Kartoffel: Im Zuge der Kohlenhydrat-Panik ist die Kartoffel etwas in Verruf geraten. Mit 69 Kalorien pro 100 Gramm gekochter Erdäpfel, enthalten sie aber weniger Kalorien als Reis oder Nudeln. Außerdem ist die tolle Knolle eine echte B- und C-Vitamin-Bombe.

Zwiebel: Die rote Zwiebel ist ein echtes Wundermittel. Sie ist reich an Antioxidantien – insbesondere an Flavonoid Quercetin und an Polyphenol Anthocyanin. Diese schützen vor freien Radikalen. Außerdem beugt die Zwiebel Herz-Kreislauf-Problemen vor und pflegt die Blutgefäße.

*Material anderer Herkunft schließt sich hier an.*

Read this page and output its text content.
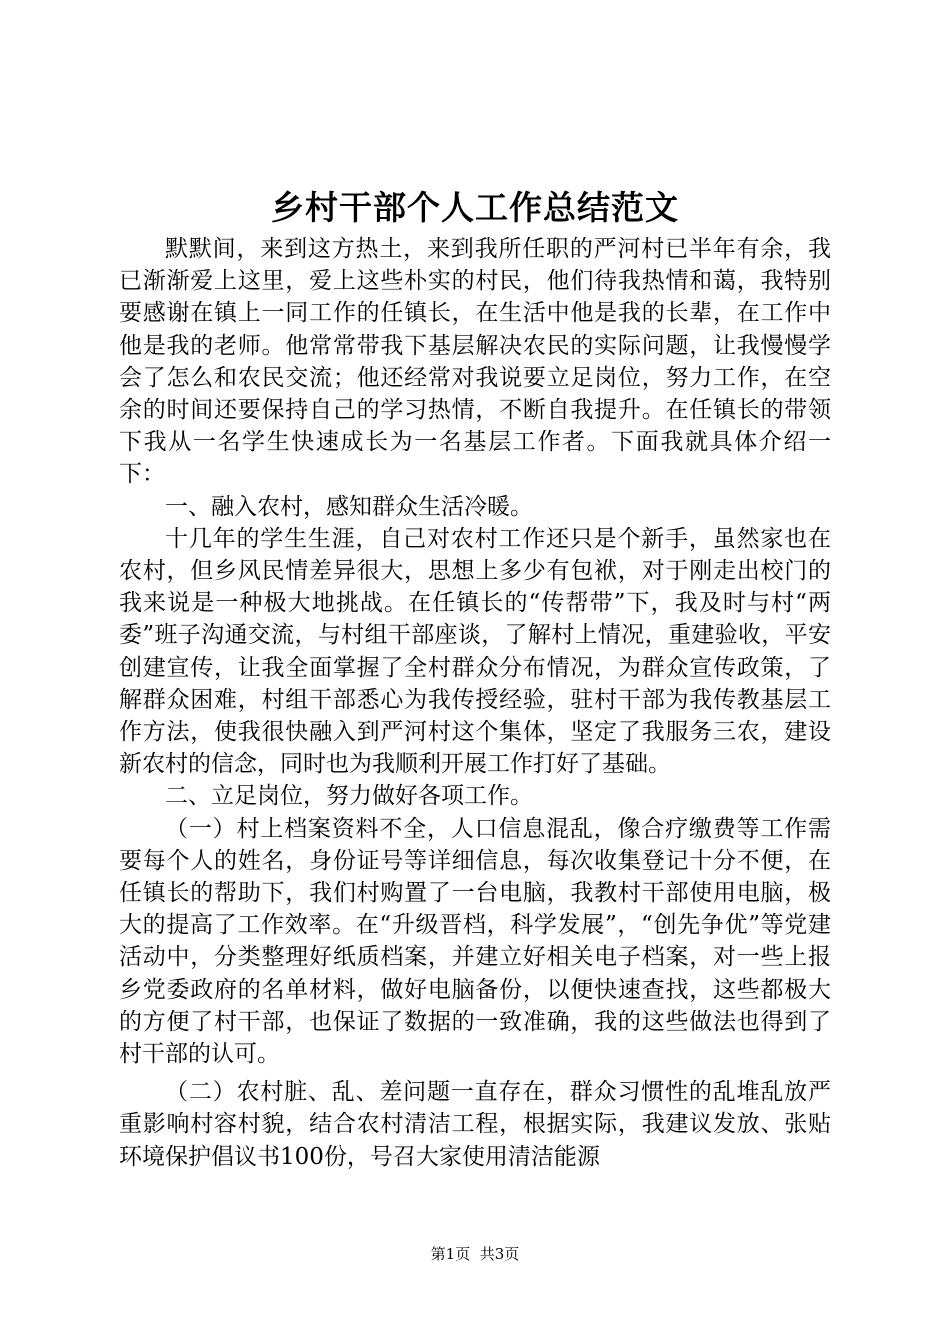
乡村干部个人工作总结范文

默默间，来到这方热土，来到我所任职的严河村已半年有余，我已渐渐爱上这里，爱上这些朴实的村民，他们待我热情和蔼，我特别要感谢在镇上一同工作的任镇长，在生活中他是我的长辈，在工作中他是我的老师。他常常带我下基层解决农民的实际问题，让我慢慢学会了怎么和农民交流；他还经常对我说要立足岗位，努力工作，在空余的时间还要保持自己的学习热情，不断自我提升。在任镇长的带领下我从一名学生快速成长为一名基层工作者。下面我就具体介绍一下：

一、融入农村，感知群众生活冷暖。

十几年的学生生涯，自己对农村工作还只是个新手，虽然家也在农村，但乡风民情差异很大，思想上多少有包袱，对于刚走出校门的我来说是一种极大地挑战。在任镇长的“传帮带”下，我及时与村“两委”班子沟通交流，与村组干部座谈，了解村上情况，重建验收，平安创建宣传，让我全面掌握了全村群众分布情况，为群众宣传政策，了解群众困难，村组干部悉心为我传授经验，驻村干部为我传教基层工作方法，使我很快融入到严河村这个集体，坚定了我服务三农，建设新农村的信念，同时也为我顺利开展工作打好了基础。

二、立足岗位，努力做好各项工作。

（一）村上档案资料不全，人口信息混乱，像合疗缴费等工作需要每个人的姓名，身份证号等详细信息，每次收集登记十分不便，在任镇长的帮助下，我们村购置了一台电脑，我教村干部使用电脑，极大的提高了工作效率。在“升级晋档，科学发展”，“创先争优”等党建活动中，分类整理好纸质档案，并建立好相关电子档案，对一些上报乡党委政府的名单材料，做好电脑备份，以便快速查找，这些都极大的方便了村干部，也保证了数据的一致准确，我的这些做法也得到了村干部的认可。

（二）农村脏、乱、差问题一直存在，群众习惯性的乱堆乱放严重影响村容村貌，结合农村清洁工程，根据实际，我建议发放、张贴环境保护倡议书100份，号召大家使用清洁能源

第1页 共3页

Tomaten: Pomodoro, also Goldapfel oder Paradeiser wird die Tomate genannt und verheißt damit schon wunderbare Genüsse. Ihr süßlich-säuerliches Aroma macht sie gekocht aber auch roh zu einer super beliebten Zutat. Doch schon die Azteken wussten, in der Tomate steckt mehr: Ein freier Radikalen-Fänger ist sie, eine Vitamin-C-Bombe und dabei hat sie so wenige Kalorien.

Parmesan: Der Rohmilchkäse Parmesan aus Italien ist berühmt für sein würziges Aroma und als Lieferant für Eiweiß und Calcium. 30 Gramm Parmesan enthalten ein Drittel des Tagesbedarfs an Calcium. Darüber hinaus fördert das ebenfalls mitgelieferte Vitamin D die Einlagerung vom Calcium in den Knochen.

Frühlingszwiebel: Die Frühlingszwiebel ist trotz ihres Namens ein Alljahresgewächs und man kennt sie auch unter dem Namen Lauchzwiebel. Wie auch die normale Zwiebel, enthält die Frühlingszwiebel ätherische, schwefelhaltige Ölen und Allicin, welche im Mund und Verdauungstrakt entzündungshemmend und keimtötend wirken.

Paprika: Eine Vitamin C-Bombe ist die Paprika: unglaubliche 140 mg Vitamin C pro 100 Gramm liefert sie. Zudem enthalten Paprika viel Vitamin E und sind damit ein super Antioxidans. Es ist übrigens egal, ob rot, grün oder gelb – die Paprika unterscheiden sich im Geschmack, aber nicht bei den Inhaltsstoffen.